Bunları yüzüne sormak o kadar çok isterdim ki... Aslında denemiştim ama bu konuda sandığım kadar da özgüvenli olamadığımdan çok yeltenmiş hiç başarılı olamamıştım. Ne denilebilirdi ki?
"Hocam, bir ısırık daha alabilir miyim?" mi?
Sesli bir şekilde konuşmamın ardından muzipçe gülümsedim. Alnım yerine kafamı kapıya yaslarken şapşalca ayağımı yere vurup kendi kendime "Hiç fena olmaz." dedim. Gayet açıklayıcı bir teklifti. Niye kabul etmesindi ki?
Aptal aptal gülümsemeye devam ederken nihayetinde silkelenerek kapıya yaslanmaya son verdim. "Boş boş hayaller kurma Hera, akla yatkın şeyler düşün. Gerçi o gece bile akla yatkın değilken sonradan nasıl bulabileceksen?" kendimi yargılamak ve yaptığım şeylerden pişman olmak tarzım olmadığı için kısa sürede son sözümü unuttum.
İçeriden gelen adım sesleri kulağıma ilişirken "Belki de şairin de dediği gibi yapmalıyım." dedim. "Bir gün yolunu yitirirsen, eski yolunu bulmaya çalışma, yeni bir yol ara kendine. Kesinlikle kendime yeni bir yol aramaya başlamalıyım."
Behzat hocaya giden bir yol.
Adım seslerinin yaklaşmasıyla o açmadan hemen önce elimi kaldırdım ve sanki bilmem kaçıncı defa yapıyormuşçasına kapıyı tıklattım. "Yeni bir yol," dedim, içimden, "Yeni bir yol bulmalıyım."

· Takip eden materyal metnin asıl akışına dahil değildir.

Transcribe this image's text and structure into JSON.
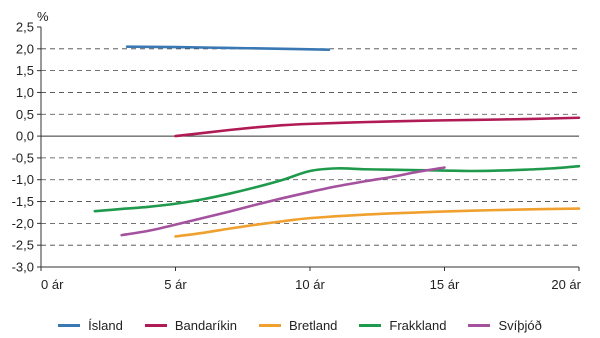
{
  "chart_data": {
    "type": "line",
    "title": "",
    "ylabel": "%",
    "xlabel": "",
    "x_unit": "ár",
    "xlim": [
      0,
      20
    ],
    "ylim": [
      -3.0,
      2.5
    ],
    "xticks": [
      0,
      5,
      10,
      15,
      20
    ],
    "xtick_labels": [
      "0 ár",
      "5 ár",
      "10 ár",
      "15 ár",
      "20 ár"
    ],
    "yticks": [
      2.5,
      2.0,
      1.5,
      1.0,
      0.5,
      0.0,
      -0.5,
      -1.0,
      -1.5,
      -2.0,
      -2.5,
      -3.0
    ],
    "ytick_labels": [
      "2,5",
      "2,0",
      "1,5",
      "1,0",
      "0,5",
      "0,0",
      "-0,5",
      "-1,0",
      "-1,5",
      "-2,0",
      "-2,5",
      "-3,0"
    ],
    "grid": "horizontal dashed",
    "legend_position": "bottom",
    "series": [
      {
        "name": "Ísland",
        "color": "#3a78b4",
        "x": [
          3.2,
          5,
          7,
          9,
          10.7
        ],
        "y": [
          2.05,
          2.04,
          2.02,
          2.0,
          1.98
        ]
      },
      {
        "name": "Bandaríkin",
        "color": "#b01a55",
        "x": [
          5,
          6,
          7,
          8,
          9,
          10,
          12,
          14,
          16,
          18,
          20
        ],
        "y": [
          0.0,
          0.07,
          0.14,
          0.2,
          0.25,
          0.28,
          0.32,
          0.35,
          0.37,
          0.39,
          0.42
        ]
      },
      {
        "name": "Bretland",
        "color": "#f0a02e",
        "x": [
          5,
          6,
          7,
          8,
          9,
          10,
          12,
          14,
          16,
          18,
          20
        ],
        "y": [
          -2.3,
          -2.22,
          -2.12,
          -2.03,
          -1.95,
          -1.88,
          -1.8,
          -1.75,
          -1.71,
          -1.68,
          -1.66
        ]
      },
      {
        "name": "Frakkland",
        "color": "#1f9a4c",
        "x": [
          2,
          3,
          4,
          5,
          6,
          7,
          8,
          9,
          10,
          11,
          12,
          13,
          14,
          15,
          16,
          17,
          18,
          19,
          20
        ],
        "y": [
          -1.72,
          -1.67,
          -1.62,
          -1.55,
          -1.45,
          -1.32,
          -1.17,
          -1.0,
          -0.8,
          -0.74,
          -0.76,
          -0.77,
          -0.78,
          -0.79,
          -0.8,
          -0.79,
          -0.77,
          -0.74,
          -0.69
        ]
      },
      {
        "name": "Svíþjóð",
        "color": "#a4519e",
        "x": [
          3,
          4,
          5,
          6,
          7,
          8,
          9,
          10,
          11,
          12,
          13,
          14,
          15
        ],
        "y": [
          -2.27,
          -2.17,
          -2.03,
          -1.88,
          -1.73,
          -1.57,
          -1.42,
          -1.28,
          -1.15,
          -1.04,
          -0.94,
          -0.82,
          -0.72
        ]
      }
    ]
  }
}
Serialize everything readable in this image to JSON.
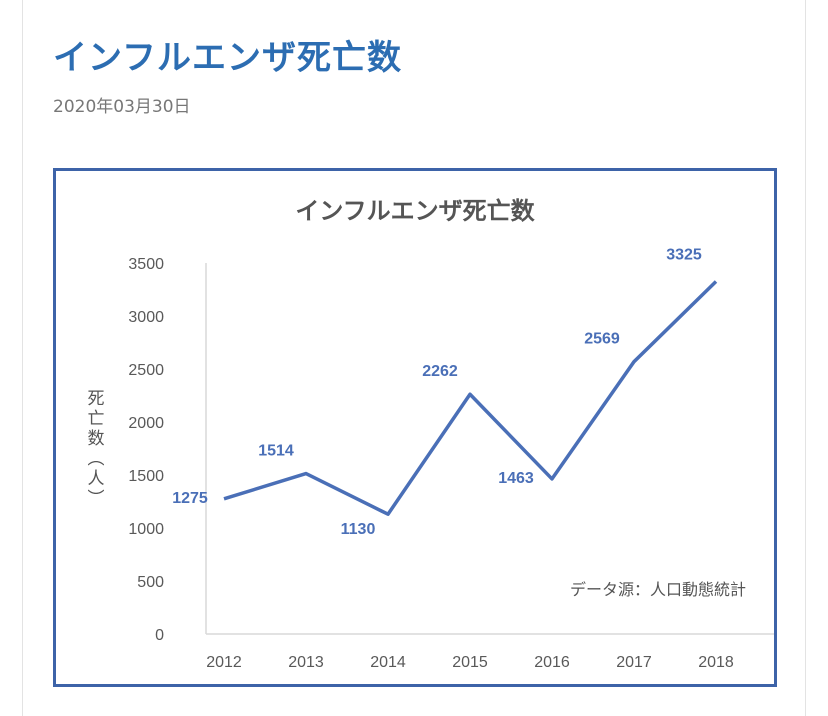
{
  "post": {
    "title": "インフルエンザ死亡数",
    "date": "2020年03月30日"
  },
  "chart_data": {
    "type": "line",
    "title": "インフルエンザ死亡数",
    "ylabel": "死亡数（人）",
    "xlabel": "",
    "x": [
      "2012",
      "2013",
      "2014",
      "2015",
      "2016",
      "2017",
      "2018"
    ],
    "series": [
      {
        "values": [
          1275,
          1514,
          1130,
          2262,
          1463,
          2569,
          3325
        ]
      }
    ],
    "data_labels": [
      "1275",
      "1514",
      "1130",
      "2262",
      "1463",
      "2569",
      "3325"
    ],
    "yticks": [
      "0",
      "500",
      "1000",
      "1500",
      "2000",
      "2500",
      "3000",
      "3500"
    ],
    "ylim": [
      0,
      3500
    ],
    "grid": false,
    "annotation": "データ源：人口動態統計",
    "colors": {
      "line": "#4a6fb7",
      "labels": "#4a6fb7",
      "border": "#3d63a8"
    }
  }
}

Kapı açıldığı gibi gördüğüm suretle derin bir nefes alıp verdim. "Kaç saattir burada bekliyorum hocam," vücuduyla pervaz arasındaki boşluğu fırsat bilerek içeri girdim. "Bir an dedim ki 'Evde değil herhalde'"
"Kapıyı yeni çaldın." deyip kapıyı kapadı.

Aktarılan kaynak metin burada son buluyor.